Ciudad fluvial por esencia, Valdivia no creció sobre la tierra firme, sino sobre un entramado de ríos, esteros y humedales que hoy forman parte de su identidad territorial. En ese contexto, la ley no aparece como una anomalía, sino como un intento de ordenar una realidad que siempre ha estado presente.
Un debate necesario
Las críticas a la normativa apuntan principalmente a la restricción del suelo urbano disponible, lo que podría incidir en el aumento de los costos y en la ralentización de proyectos habitacionales. En un escenario de déficit de vivienda, estas preocupaciones no son menores y deben ser consideradas con seriedad.
Sin embargo, reducir el debate a una dicotomía entre crecimiento y protección resulta simplista. La evidencia internacional muestra que los territorios que desconocen sus límites naturales terminan pagando costos más altos, tanto económicos como sociales, en el mediano y largo plazo. Los humedales como infraestructura natural
Más que áreas vacías o “disponibles”, los humedales cumplen funciones críticas: regulación hídrica, mitigación de inundaciones, captura de carbono y soporte de biodiversidad.
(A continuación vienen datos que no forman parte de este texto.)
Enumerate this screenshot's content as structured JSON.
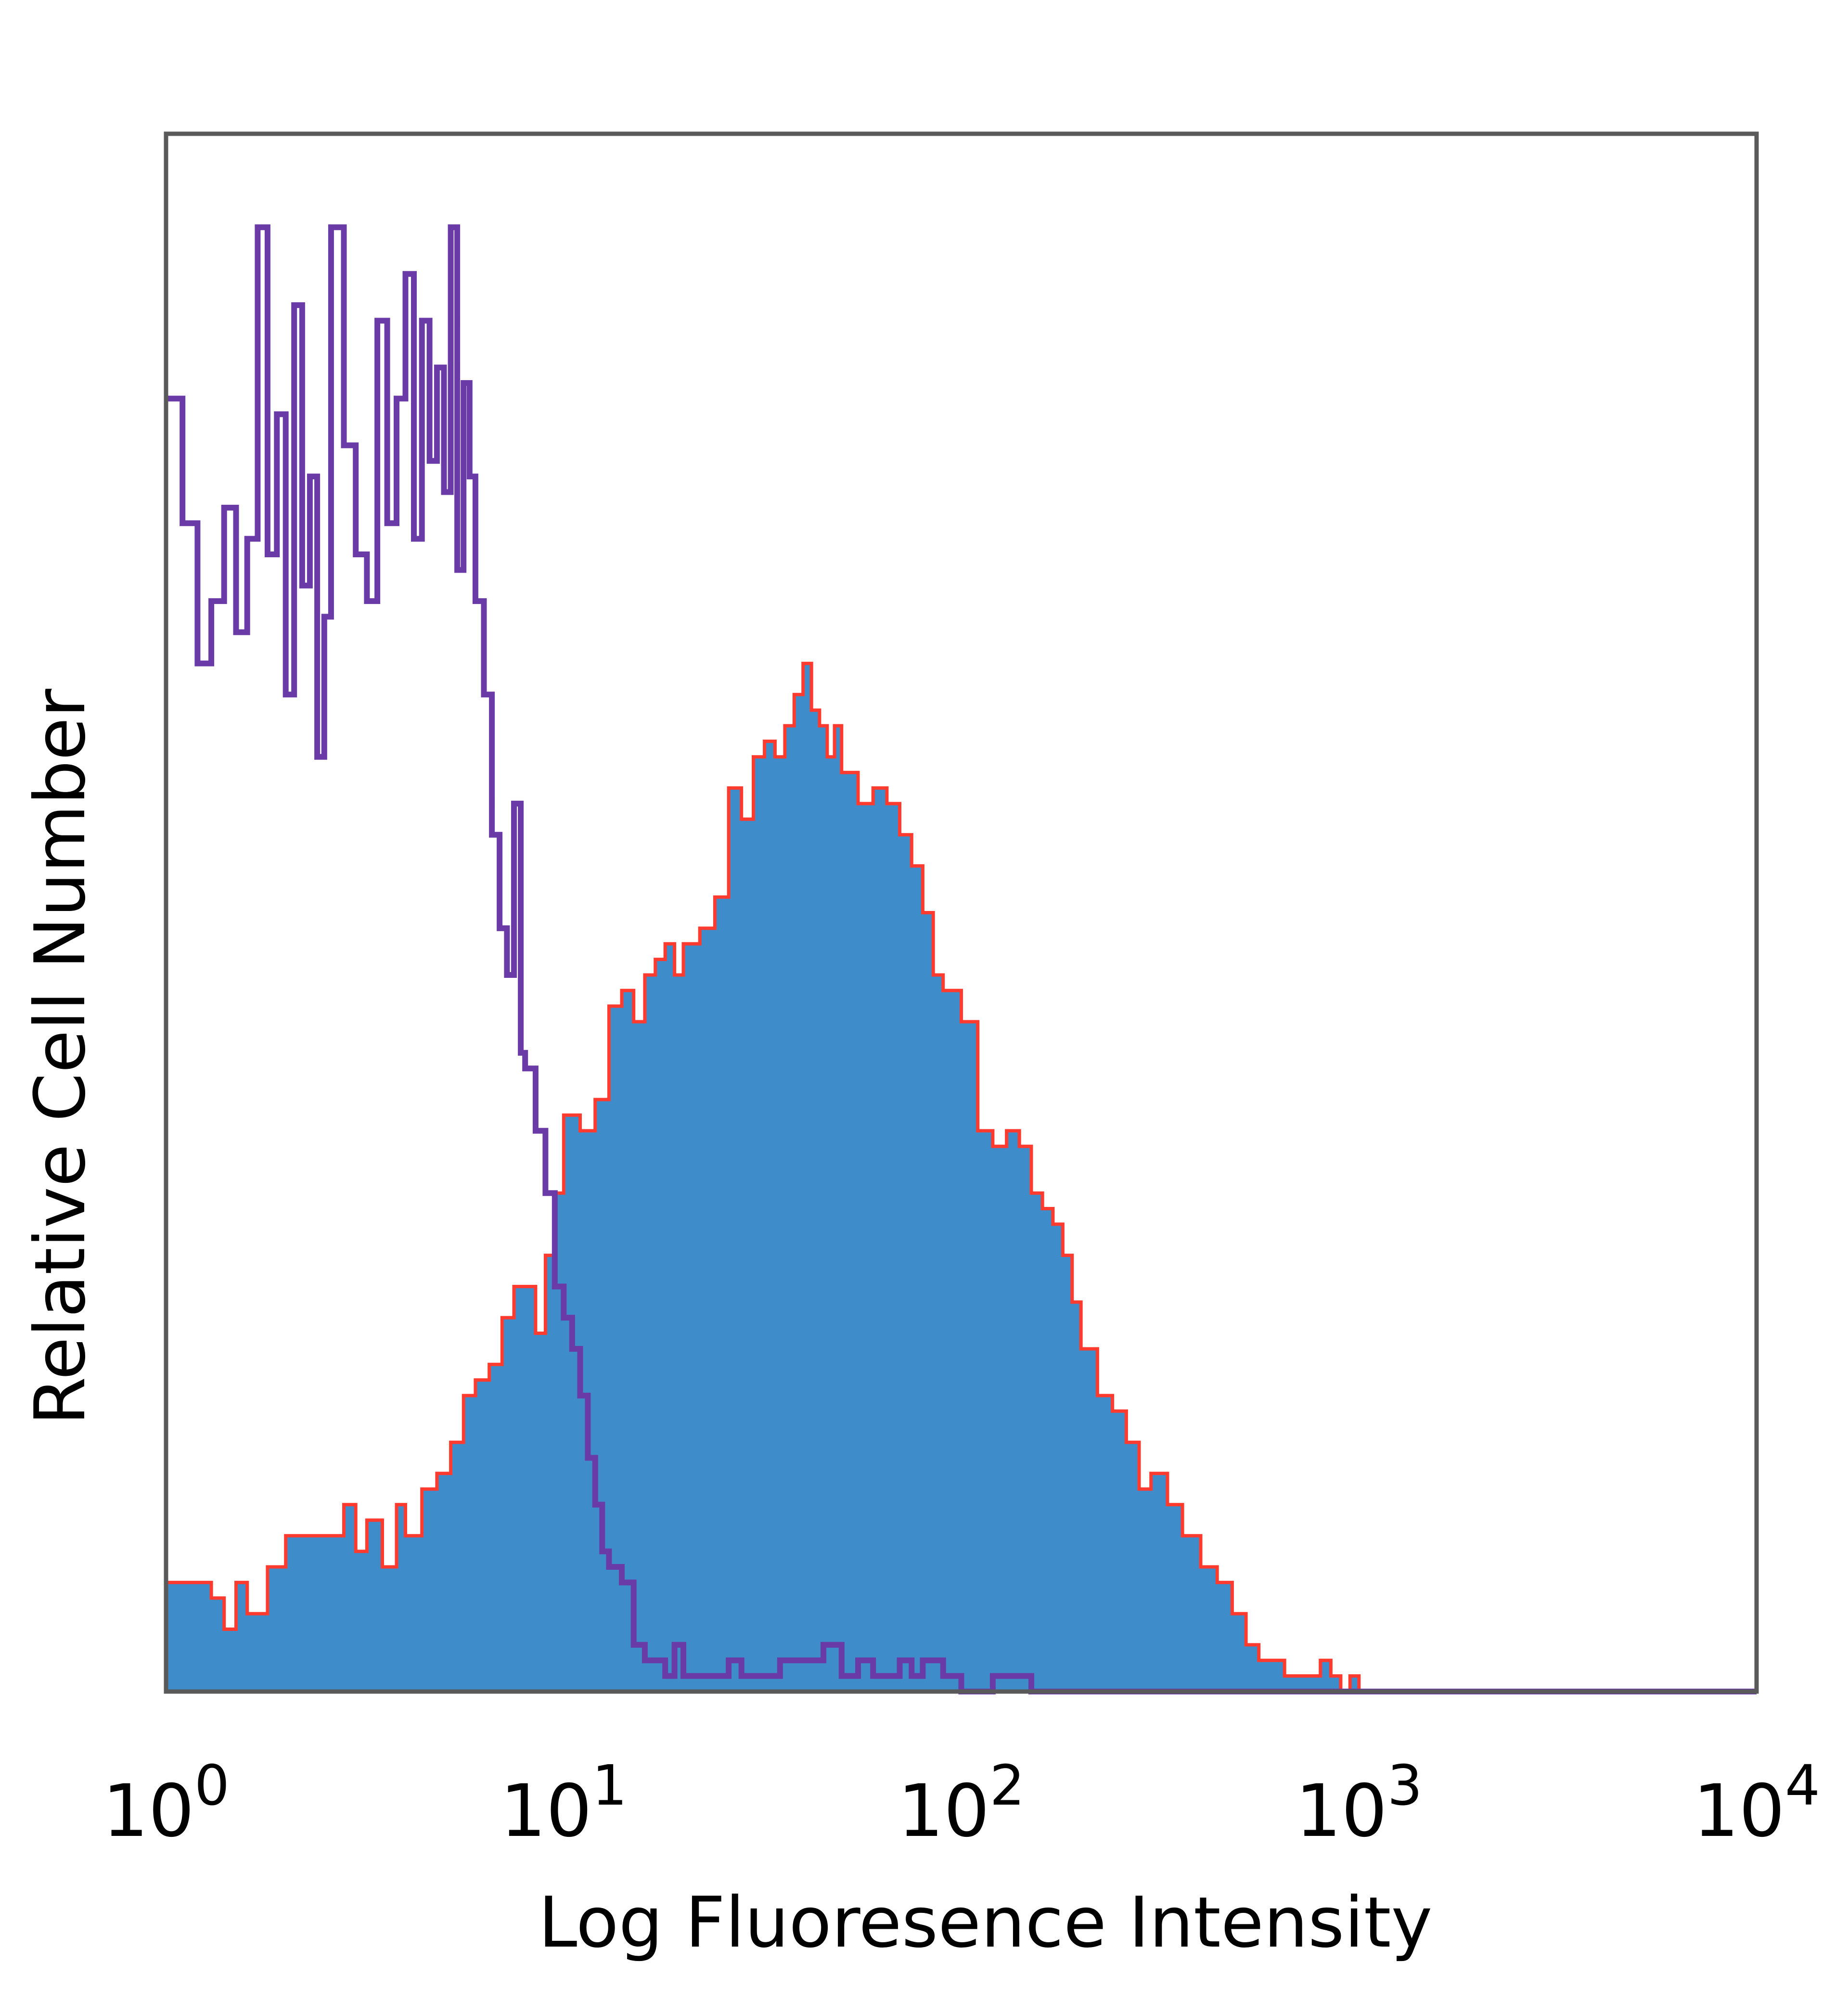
{
  "chart_data": {
    "type": "area",
    "xlabel": "Log Fluoresence Intensity",
    "ylabel": "Relative Cell Number",
    "x_scale": "log",
    "xlim": [
      1,
      10000
    ],
    "ylim": [
      0,
      100
    ],
    "grid": false,
    "legend": "none",
    "x_ticks": [
      {
        "base": "10",
        "exp": "0",
        "value": 1
      },
      {
        "base": "10",
        "exp": "1",
        "value": 10
      },
      {
        "base": "10",
        "exp": "2",
        "value": 100
      },
      {
        "base": "10",
        "exp": "3",
        "value": 1000
      },
      {
        "base": "10",
        "exp": "4",
        "value": 10000
      }
    ],
    "series": [
      {
        "style": "filled",
        "fill": "#3f8ccb",
        "edge": "#ff3b30",
        "x": [
          1.0,
          1.1,
          1.2,
          1.3,
          1.4,
          1.5,
          1.6,
          1.8,
          2.0,
          2.2,
          2.4,
          2.6,
          2.8,
          3.0,
          3.2,
          3.5,
          3.8,
          4.0,
          4.4,
          4.8,
          5.2,
          5.6,
          6.0,
          6.5,
          7.0,
          7.5,
          8.0,
          8.5,
          9.0,
          9.5,
          10,
          11,
          12,
          13,
          14,
          15,
          16,
          17,
          18,
          19,
          20,
          22,
          24,
          26,
          28,
          30,
          32,
          34,
          36,
          38,
          40,
          42,
          44,
          46,
          48,
          50,
          55,
          60,
          65,
          70,
          75,
          80,
          85,
          90,
          95,
          100,
          110,
          120,
          130,
          140,
          150,
          160,
          170,
          180,
          190,
          200,
          220,
          240,
          260,
          280,
          300,
          330,
          360,
          400,
          440,
          480,
          520,
          560,
          600,
          650,
          700,
          750,
          800,
          850,
          900,
          950,
          1000
        ],
        "y": [
          7,
          7,
          7,
          6,
          4,
          7,
          5,
          8,
          10,
          10,
          10,
          10,
          12,
          9,
          11,
          8,
          12,
          10,
          13,
          14,
          16,
          19,
          20,
          21,
          24,
          26,
          26,
          23,
          28,
          32,
          37,
          36,
          38,
          44,
          45,
          43,
          46,
          47,
          48,
          46,
          48,
          49,
          51,
          58,
          56,
          60,
          61,
          60,
          62,
          64,
          66,
          63,
          62,
          60,
          62,
          59,
          57,
          58,
          57,
          55,
          53,
          50,
          46,
          45,
          45,
          43,
          36,
          35,
          36,
          35,
          32,
          31,
          30,
          28,
          25,
          22,
          19,
          18,
          16,
          13,
          14,
          12,
          10,
          8,
          7,
          5,
          3,
          2,
          2,
          1,
          1,
          1,
          2,
          1,
          0,
          1,
          0
        ]
      },
      {
        "style": "line",
        "color": "#6a3aa6",
        "x": [
          1.0,
          1.1,
          1.2,
          1.3,
          1.4,
          1.5,
          1.6,
          1.7,
          1.8,
          1.9,
          2.0,
          2.1,
          2.2,
          2.3,
          2.4,
          2.5,
          2.6,
          2.8,
          3.0,
          3.2,
          3.4,
          3.6,
          3.8,
          4.0,
          4.2,
          4.4,
          4.6,
          4.8,
          5.0,
          5.2,
          5.4,
          5.6,
          5.8,
          6.0,
          6.3,
          6.6,
          6.9,
          7.2,
          7.5,
          7.8,
          8.0,
          8.5,
          9.0,
          9.5,
          10,
          10.5,
          11,
          11.5,
          12,
          12.5,
          13,
          13.5,
          14,
          15,
          16,
          17,
          18,
          19,
          20,
          22,
          24,
          26,
          28,
          30,
          35,
          40,
          45,
          50,
          55,
          60,
          65,
          70,
          75,
          80,
          90,
          100,
          120,
          150,
          200,
          300,
          500,
          1000,
          2000,
          5000,
          10000
        ],
        "y": [
          83,
          75,
          66,
          70,
          76,
          68,
          74,
          94,
          73,
          82,
          64,
          89,
          71,
          78,
          60,
          69,
          94,
          80,
          73,
          70,
          88,
          75,
          83,
          91,
          74,
          88,
          79,
          85,
          77,
          94,
          72,
          84,
          78,
          70,
          64,
          55,
          49,
          46,
          57,
          41,
          40,
          36,
          32,
          26,
          24,
          22,
          19,
          15,
          12,
          9,
          8,
          8,
          7,
          3,
          2,
          2,
          1,
          3,
          1,
          1,
          1,
          2,
          1,
          1,
          2,
          2,
          3,
          1,
          2,
          1,
          1,
          2,
          1,
          2,
          1,
          0,
          1,
          0,
          0,
          0,
          0,
          0,
          0,
          0,
          0
        ]
      }
    ]
  }
}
En una ciudad como Valdivia, estos ecosistemas operan como una verdadera infraestructura natural que, de ser intervenida sin planificación, puede traducirse en riesgos crecientes para la población.
Desde esta perspectiva, la ley no busca detener el desarrollo, sino reorientarlo.
Hacia una mirada integradora
El desafío, entonces, no está en desmantelar la normativa, sino en mejorar su implementación. Esto implica avanzar en certezas técnicas, coordinación institucional y diálogo entre actores públicos y privados.
Aquí se abre una oportunidad estratégica para entidades como la Corporación Regional de Desarrollo Productivo, llamadas a articular visiones, generar confianzas y promover soluciones que integren innovación, planificación territorial y sostenibilidad.
Una brújula para el futuro
Valdivia enfrenta una decisión de fondo: crecer a pesar de su geografía o crecer en coherencia con ella. La ley de humedales, más que una barrera, puede convertirse en una brújula que oriente ese camino.
Porque en territorios como este, donde el agua no es un límite sino una condición, el desarrollo no puede construirse en contra de la naturaleza, sino desde ella.